No desenvolvimento do jogo, os jogadores de linha têm o objetivo de derrubar

ou simplesmente acertar estes alvos, ao passo que as goleiras tentam evitar este

objetivo, sem utilizar as mãos. Ao derrubar os alvos, conta-se um ponto para cada um

acertado, e, as goleiras devem repor a bola em jogo e em seguida re-organizar os alvos

na mesma disposição de antes de serem atingidos. Caso a equipe adversária consiga

derrubar alvos novamente enquanto as goleiras ainda estiverem organizando os

atingidos anteriormente, cada alvo derrubado contará pontuação dobrada.

Após algum tempo de jogo, é feita uma pequena modificação das regras,

permitindo que as goleiras saiam da área de defesa e participem do ataque, porém elas

se mantém como únicas responsáveis por organizar os alvos na defesa quando atingidos

e os pontos que conseguirem marcar irão valer metade dos conquistados pelos jogadores

de linha.

Ao fim do jogo, abre-se a discussão sobre a relação do jogo com os papéis que

homens e mulheres exercem na sociedade e principalmente sobre as relações de trabalho

produtor e reprodutor, sob a perspectiva de gênero. A discussão pode ser aprofundada

com fragmentos de textos que tratam de trabalho e gênero.

Algumas temáticas possíveis de serem abordadas a partir do jogo são: 1.

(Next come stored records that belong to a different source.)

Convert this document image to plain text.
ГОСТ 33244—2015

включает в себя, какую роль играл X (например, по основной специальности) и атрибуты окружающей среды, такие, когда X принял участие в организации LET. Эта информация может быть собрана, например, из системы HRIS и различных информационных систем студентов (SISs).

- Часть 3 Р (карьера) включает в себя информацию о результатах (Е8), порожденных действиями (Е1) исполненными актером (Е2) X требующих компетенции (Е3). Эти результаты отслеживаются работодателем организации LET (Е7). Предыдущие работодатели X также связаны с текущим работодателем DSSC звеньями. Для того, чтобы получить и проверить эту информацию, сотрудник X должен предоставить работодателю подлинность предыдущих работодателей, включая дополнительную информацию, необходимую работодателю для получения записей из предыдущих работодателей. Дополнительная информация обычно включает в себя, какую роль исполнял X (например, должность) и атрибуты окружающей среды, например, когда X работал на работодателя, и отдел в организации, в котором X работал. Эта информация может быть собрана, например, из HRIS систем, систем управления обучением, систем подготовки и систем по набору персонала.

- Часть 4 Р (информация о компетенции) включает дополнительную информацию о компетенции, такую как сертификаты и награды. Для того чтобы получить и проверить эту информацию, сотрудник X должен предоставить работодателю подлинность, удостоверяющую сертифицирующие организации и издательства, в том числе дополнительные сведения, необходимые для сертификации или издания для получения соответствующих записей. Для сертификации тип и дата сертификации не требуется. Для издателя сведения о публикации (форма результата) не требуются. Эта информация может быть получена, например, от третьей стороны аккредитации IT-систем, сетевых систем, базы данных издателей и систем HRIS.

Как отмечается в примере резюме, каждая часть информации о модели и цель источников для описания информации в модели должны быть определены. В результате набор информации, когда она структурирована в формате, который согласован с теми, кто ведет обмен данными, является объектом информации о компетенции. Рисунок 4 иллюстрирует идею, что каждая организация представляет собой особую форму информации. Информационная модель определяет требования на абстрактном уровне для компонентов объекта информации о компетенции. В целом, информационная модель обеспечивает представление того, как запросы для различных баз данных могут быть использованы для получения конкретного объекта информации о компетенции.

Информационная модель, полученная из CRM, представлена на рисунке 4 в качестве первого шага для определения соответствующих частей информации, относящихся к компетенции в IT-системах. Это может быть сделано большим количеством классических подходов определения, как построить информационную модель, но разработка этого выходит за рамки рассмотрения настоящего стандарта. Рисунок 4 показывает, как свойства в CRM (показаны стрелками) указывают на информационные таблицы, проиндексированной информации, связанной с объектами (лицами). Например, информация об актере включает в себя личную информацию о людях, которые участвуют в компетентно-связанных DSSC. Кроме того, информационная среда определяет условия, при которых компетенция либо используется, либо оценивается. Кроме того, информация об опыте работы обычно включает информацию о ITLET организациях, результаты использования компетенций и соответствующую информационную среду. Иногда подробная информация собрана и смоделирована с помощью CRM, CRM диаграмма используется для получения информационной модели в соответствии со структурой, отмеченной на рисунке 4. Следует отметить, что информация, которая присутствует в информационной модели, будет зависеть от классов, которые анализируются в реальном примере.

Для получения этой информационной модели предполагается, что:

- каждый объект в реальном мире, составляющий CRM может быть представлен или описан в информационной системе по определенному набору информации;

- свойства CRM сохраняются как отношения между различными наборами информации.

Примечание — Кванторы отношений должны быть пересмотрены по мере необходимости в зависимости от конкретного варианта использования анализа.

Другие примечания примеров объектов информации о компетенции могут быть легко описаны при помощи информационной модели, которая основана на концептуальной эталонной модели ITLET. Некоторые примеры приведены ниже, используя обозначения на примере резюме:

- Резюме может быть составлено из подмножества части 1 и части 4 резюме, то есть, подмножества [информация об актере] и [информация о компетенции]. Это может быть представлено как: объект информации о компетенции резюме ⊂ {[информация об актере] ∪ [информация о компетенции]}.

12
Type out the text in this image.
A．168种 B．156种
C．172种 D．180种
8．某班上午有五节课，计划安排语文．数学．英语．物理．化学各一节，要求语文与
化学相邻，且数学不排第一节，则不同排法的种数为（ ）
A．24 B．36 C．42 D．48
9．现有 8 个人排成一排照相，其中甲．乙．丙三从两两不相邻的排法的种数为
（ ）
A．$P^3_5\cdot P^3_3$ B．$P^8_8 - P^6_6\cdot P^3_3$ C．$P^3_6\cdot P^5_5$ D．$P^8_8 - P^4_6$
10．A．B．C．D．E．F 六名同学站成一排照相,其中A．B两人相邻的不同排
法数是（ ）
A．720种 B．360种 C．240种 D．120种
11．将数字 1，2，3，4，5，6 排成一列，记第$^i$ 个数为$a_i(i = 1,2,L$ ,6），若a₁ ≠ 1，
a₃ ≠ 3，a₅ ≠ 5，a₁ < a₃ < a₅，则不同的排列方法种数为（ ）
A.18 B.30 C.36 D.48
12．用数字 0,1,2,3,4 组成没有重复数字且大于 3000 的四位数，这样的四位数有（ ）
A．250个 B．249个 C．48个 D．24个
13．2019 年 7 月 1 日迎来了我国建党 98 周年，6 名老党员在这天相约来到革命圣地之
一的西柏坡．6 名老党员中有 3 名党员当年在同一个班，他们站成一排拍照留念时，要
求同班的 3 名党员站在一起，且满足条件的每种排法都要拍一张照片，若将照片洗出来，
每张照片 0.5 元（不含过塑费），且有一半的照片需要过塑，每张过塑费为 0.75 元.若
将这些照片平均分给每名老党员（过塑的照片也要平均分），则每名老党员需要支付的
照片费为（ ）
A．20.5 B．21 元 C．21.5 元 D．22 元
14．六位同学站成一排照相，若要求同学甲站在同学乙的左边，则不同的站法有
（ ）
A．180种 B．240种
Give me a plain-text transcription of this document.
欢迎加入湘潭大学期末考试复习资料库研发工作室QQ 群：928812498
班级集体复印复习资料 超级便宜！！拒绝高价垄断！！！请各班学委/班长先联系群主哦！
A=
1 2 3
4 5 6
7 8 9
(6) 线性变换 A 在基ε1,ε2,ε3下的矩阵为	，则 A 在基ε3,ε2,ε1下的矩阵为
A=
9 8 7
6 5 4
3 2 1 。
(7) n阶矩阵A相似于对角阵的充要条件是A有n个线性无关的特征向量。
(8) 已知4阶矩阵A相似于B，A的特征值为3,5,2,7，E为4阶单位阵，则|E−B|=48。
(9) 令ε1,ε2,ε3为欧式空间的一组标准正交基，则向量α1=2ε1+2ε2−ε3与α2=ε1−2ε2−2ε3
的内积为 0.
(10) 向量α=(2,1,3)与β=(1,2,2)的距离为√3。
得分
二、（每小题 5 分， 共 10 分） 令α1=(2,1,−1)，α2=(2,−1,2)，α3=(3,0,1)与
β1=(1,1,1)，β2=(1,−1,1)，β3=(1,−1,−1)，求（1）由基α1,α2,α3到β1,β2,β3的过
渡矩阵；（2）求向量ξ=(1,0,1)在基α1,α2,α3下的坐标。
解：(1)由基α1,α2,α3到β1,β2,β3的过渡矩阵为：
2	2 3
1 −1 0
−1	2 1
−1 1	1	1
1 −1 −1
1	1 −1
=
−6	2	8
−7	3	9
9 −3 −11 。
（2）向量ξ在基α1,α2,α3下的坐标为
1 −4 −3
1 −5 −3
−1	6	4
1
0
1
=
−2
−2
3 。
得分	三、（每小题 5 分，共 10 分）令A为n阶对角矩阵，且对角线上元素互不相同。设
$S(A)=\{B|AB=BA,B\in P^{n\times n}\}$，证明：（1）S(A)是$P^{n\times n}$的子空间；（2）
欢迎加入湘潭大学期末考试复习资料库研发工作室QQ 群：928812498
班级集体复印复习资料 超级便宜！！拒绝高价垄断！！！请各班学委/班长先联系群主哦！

Delimitação dos espaços públicos (masculinos) e privados (femininos), representados

pelas áreas de jogo da quadra; 2. Identificação do papel de homem provedor e mulher

cuidadora nas funções do jogo; 3. Constatação da discriminação social entre trabalho

produtor e reprodutor; 4. Identificação da dupla jornada de trabalho da mulher; 5.

Constatação da desigualdade salarial entre homens e mulheres no exercício do mesmo

trabalho; 6. Percepção da falta de incentivo para a inserção da mulher no mercado de

trabalho, em função da dupla jornada combinada com os baixos salários.